The Round Stone Barn and attached wooden horse barn (upper right corner within the shelterbelt of trees) before the Bell Barn Project was initiated.
- 2000s - Air Photo - Bell Farm - c.2005
People who lived and worked on the former Bell Farm lands after Major Bell left in 1896 were located within the yellow square. - The original Bell Farm was an area proposed to be 10 miles by 10 miles square, comprising 64,000 acres. The boundaries were as follows: East - three miles east of Highway 56 South - three miles south of the Trans Canada Highway West - seven miles west of Highway 56 North - seven miles north of the Trans Canada Highway The Bell Farm was deliberately sited so that the main line of the Canadian Pacific Railway would run in and east-west direction close to the centre of the farm. Likewise, Major Bell's farmhouse, and the Farm's headquarters, were located close to the centre of the farm. Today, Highway 56 cuts through the centre of the original Bell Farm headquarters complex, approximately one and a half miles north of the Trans Canada junction. This is where the reconstructed Bell Barn is now located. This album includes information on people who bought portions of the Bell Farm and created smaller family farms, closer to the quarter-section (160 acres) farms then being established throughout the West.
- 2006 - Cottage 9 - 26 Sept. 2006
Phto by Frank Korvemaker - This cottage has stucco applied to the exterior. That application was likely done in 1934 by B.F. Holden, as his name and date are inscribed on the exterior.
- 2006 - Cottage 9 - Detail of B.F. Holden's inscription
The inscription was dated: Sept. 1934 - The stucco exterior siding on this cottage has the following inscription: "B.F. Holden. artist, Sept 1934". This suggest that the stucco was applied in 1934, either by or with the approval of the Farm owner, Frank Holden. This photo was taken on 26 Sept. 2006 - almost exactly 72 years after the inscription was created.
- 2006 - Original loft window - exterior view - 30 June 2006
Four wooden windows provided ventilation for the loft. - The four wooden loft windows were made with a double layer of wood, nailed together for strength.
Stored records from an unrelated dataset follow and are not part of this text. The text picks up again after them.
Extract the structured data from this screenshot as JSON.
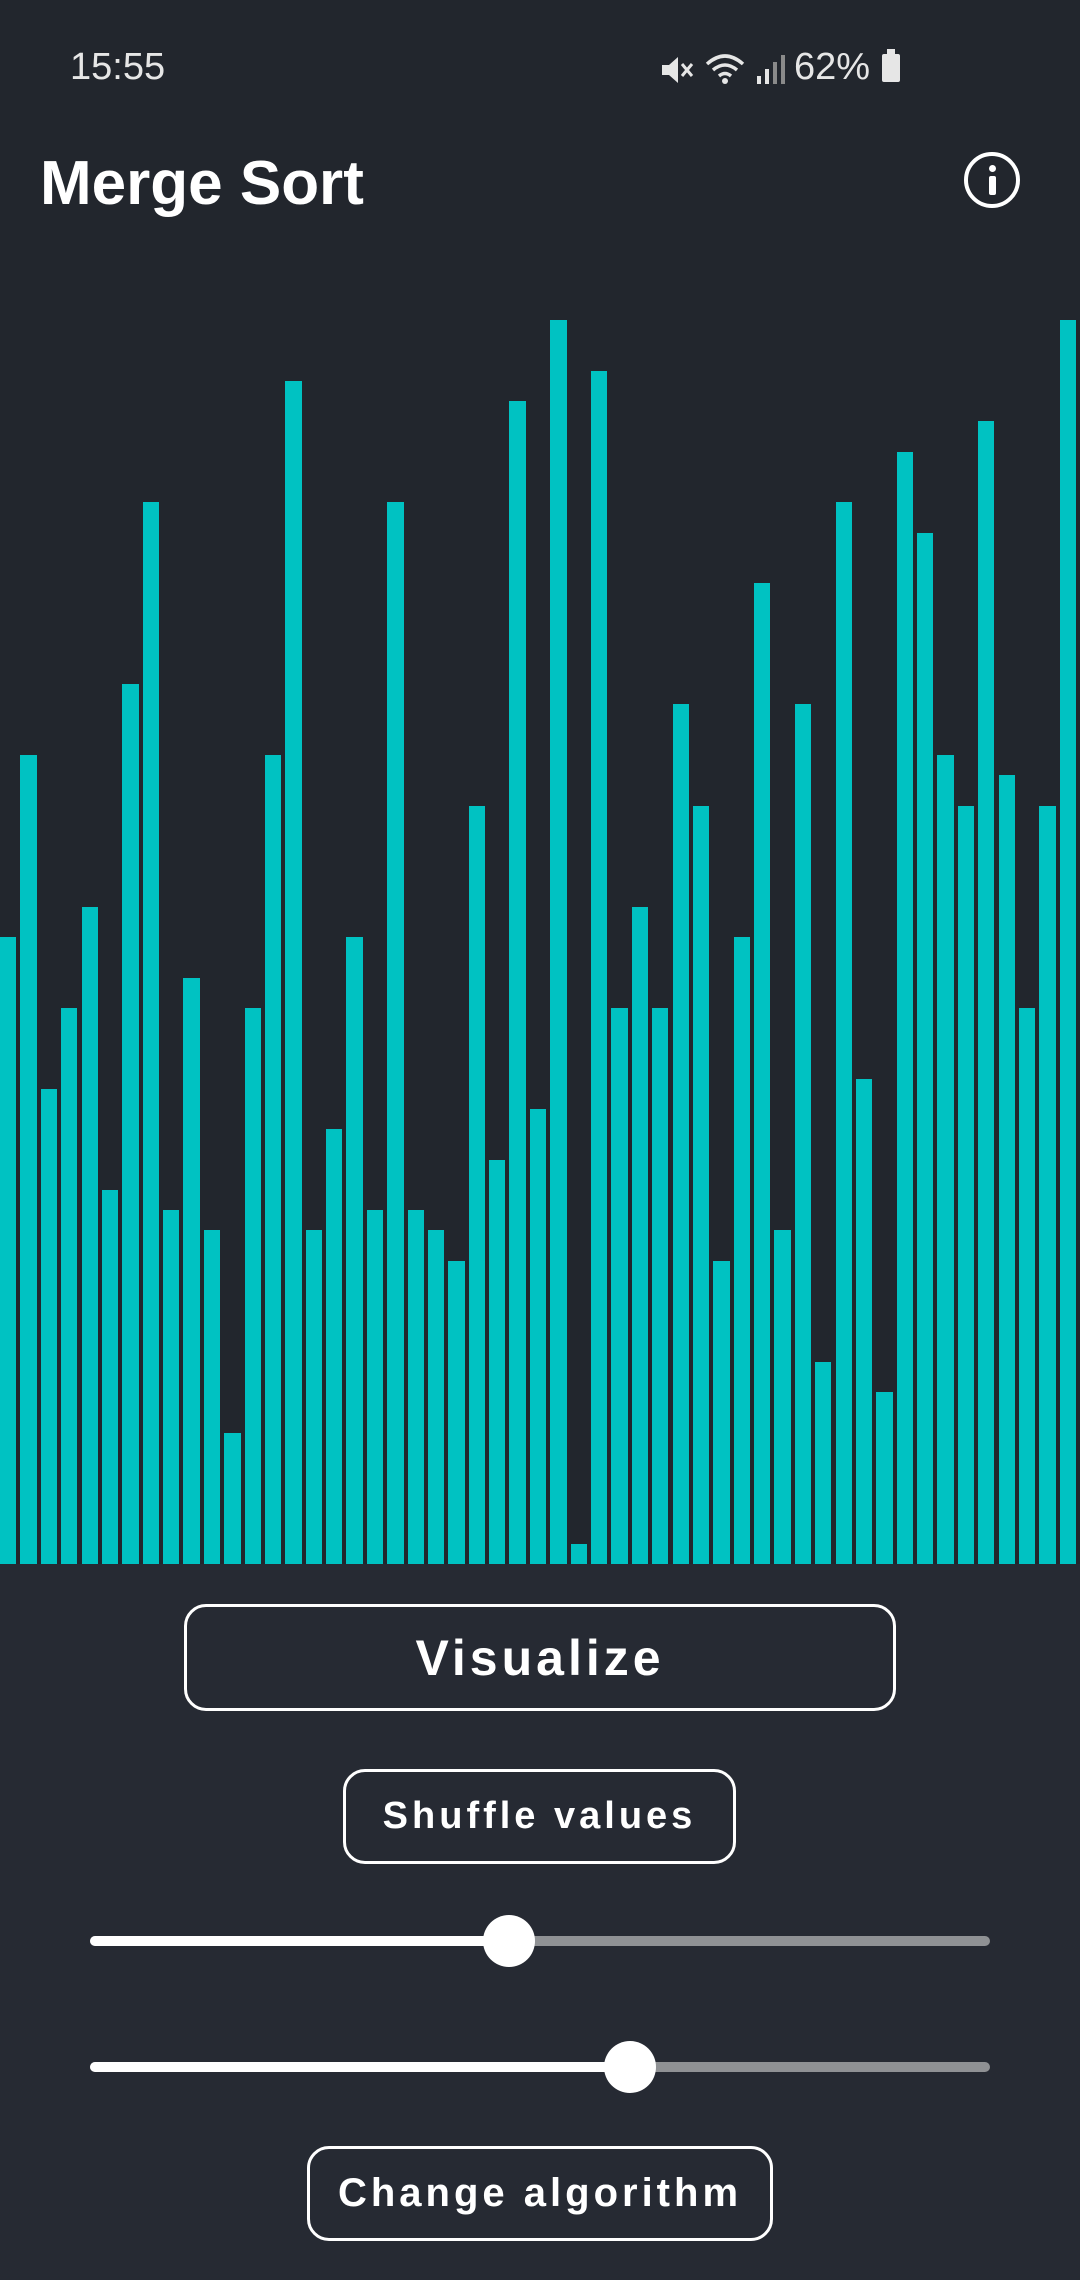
{
  "status_bar": {
    "time": "15:55",
    "battery": "62%",
    "icons": [
      "mute-icon",
      "wifi-icon",
      "signal-icon",
      "battery-icon"
    ]
  },
  "header": {
    "title": "Merge Sort",
    "info_icon": "info-icon"
  },
  "colors": {
    "bar": "#00c2c2",
    "background": "#262a33",
    "chart_background": "#22262d"
  },
  "chart_data": {
    "type": "bar",
    "values": [
      62,
      80,
      47,
      55,
      65,
      37,
      87,
      105,
      35,
      58,
      33,
      13,
      55,
      80,
      117,
      33,
      43,
      62,
      35,
      105,
      35,
      33,
      30,
      75,
      40,
      115,
      45,
      123,
      2,
      118,
      55,
      65,
      55,
      85,
      75,
      30,
      62,
      97,
      33,
      85,
      20,
      105,
      48,
      17,
      110,
      102,
      80,
      75,
      113,
      78,
      55,
      75,
      123
    ]
  },
  "controls": {
    "visualize_label": "Visualize",
    "shuffle_label": "Shuffle values",
    "change_algorithm_label": "Change algorithm",
    "speed_slider_value": 0.465,
    "size_slider_value": 0.6
  }
}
These windows were apparently fastened with hooks. For modern convenience in operating the Bell Barn as a tourist attraction, heavy duty metal hinges enable the replica windows to be easily opened and closed as required.
- 2007 - Original loft window - interior view - 17 May 2007
Repairs around the loft window openings were done with bricks, rather than stone. - The windows were made in two layers. The interior layer consisted of seven horizontal boards. The exterior boards were nailed in a chevron pattern. Large square nails were used, and those were bent over on the interior for extra strength.
- 2008 - Bell Barn - segment of original interior curved joist
The letter "M & M 6072" painted on this beam may be a form of shipping code. - A number of laminated wooden beams were nailed in a curved pattern to enable the floor and roof structure to be constructed. During the ban dismantling in April 2008, one of those beams was found to include the following letters: "M & M 6072: It is possible that these beams were prefabricated in Minnesota and shipped to Indian Head by train, with the letters and numbers referring to a rail car on the St. Paul, Minneapolis and Manitoba Railway. This salvaged beam is on display inside the reconstructed Bell Barn.
- 2008 - Members of Bell Barn Society with original 1882 window frame - April 2008
L-R: Bruce Olesen, Thor Johnson, Frank Korvemaker, Jerry Willerth - photo by Dayle Bowman - The original 1882 window was salvaged for display, and for use in designing the 36 replacement windows that were incorporated into the reconstructed round stone barn. The original windows had a single thin pane of glass, which was subject to easy breakage. Therefore, much stronger glass blocks were inserted in the new windows.